First up is Texas, which has looked imminently beatable this season but nearly knocked off the same Oklahoma team that trounced the Wildcats on Saturday. Then comes a trip to Iowa State, which has given a hard time to just about everybody it has played but is still seeking its first league win.
Win those two games and the Wildcats could still salvage a solid season.
Lose both and the season could have slipped away.
Making things even more desperate for the Wildcats is that they could be facing the Longhorns without quarterback Jesse Ertz, who was hurt just before halftime on Saturday. He tried to continue in the second half but pulled himself from the game after attempting one pass.
Joe Hubener, who started after Ertz was lost for the season a year ago, entered in relief and had a hard time moving the offense. He was just 12 of 23 for 157 yards, but a big chunk of that came on a 54-yard touchdown toss to Dominique Heath that took advantage of some rare broken coverage.
Hubener was sacked twice by a Sooners defense that has been regularly shredded.
"I think he was ready," Snyder insisted afterward. "He made some mistakes and threw some balls in the dirt, but I think if you took those away he would grade out comfortably well."
The Wildcats certainly weren't willing to put the blame on their quarterback. After all, those who were around last season have actually spent more time with Hubener than Ertz on the field.
"I'm already used to Joe," said running back Charles Jones, who was held to 34 yards rushing by the Sooners. "We played with him last year so it wasn't a big change. I felt he stepped up, made some plays but too little, too late. We all didn't make the plays."

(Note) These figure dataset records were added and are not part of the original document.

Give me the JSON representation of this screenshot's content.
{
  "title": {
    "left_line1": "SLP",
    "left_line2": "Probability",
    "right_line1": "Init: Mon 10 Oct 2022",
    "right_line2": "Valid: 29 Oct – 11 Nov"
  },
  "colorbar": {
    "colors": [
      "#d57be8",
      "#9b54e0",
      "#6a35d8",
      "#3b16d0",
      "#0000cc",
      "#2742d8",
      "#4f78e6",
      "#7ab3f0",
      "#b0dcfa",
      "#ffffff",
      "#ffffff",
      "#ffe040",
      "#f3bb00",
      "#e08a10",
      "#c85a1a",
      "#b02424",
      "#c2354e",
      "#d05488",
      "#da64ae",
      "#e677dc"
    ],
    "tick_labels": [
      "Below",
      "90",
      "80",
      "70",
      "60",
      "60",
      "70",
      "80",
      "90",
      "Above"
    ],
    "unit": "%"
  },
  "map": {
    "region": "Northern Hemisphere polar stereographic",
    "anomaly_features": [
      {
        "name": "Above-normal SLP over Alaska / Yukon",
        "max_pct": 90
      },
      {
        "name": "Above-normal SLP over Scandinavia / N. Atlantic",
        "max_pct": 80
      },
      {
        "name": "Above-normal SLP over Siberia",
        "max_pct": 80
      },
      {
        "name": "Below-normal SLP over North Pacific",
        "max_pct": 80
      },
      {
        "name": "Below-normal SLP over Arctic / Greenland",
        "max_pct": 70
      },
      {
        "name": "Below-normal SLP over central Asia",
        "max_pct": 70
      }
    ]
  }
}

That has been a common problem for the Wildcats this season.
Their offense was lackluster in a season-opening loss to Stanford, then had to settle for three field goals in a 17-16 loss at West Virginia. Their slow start on Saturday allowed the Sooners to get out to an early lead, forcing them to bail out of what has been a relatively productive run game.
Perhaps more worrying for the Wildcats? Their defense, which had been among the best in Division I football, has been exposed in consecutive games against Texas Tech and the Sooners.
"They weren't doing anything that we weren't expecting. It was just struggling on the tackling," Kansas State defensive end Jordan Willis said. "Guys were hitting them, but they just weren't wrapping up -- just fundamental things. It's small things that just didn't go our way."
Those are the kind of mistakes that were once rarely seen in Snyder-coached teams, but that have become a source of frustration last season and again this season.
"Not doing the assignment that was asked of you was really what happened," Willis said. "It's a matter of correcting mistakes. It's the biggest thing we've got to do."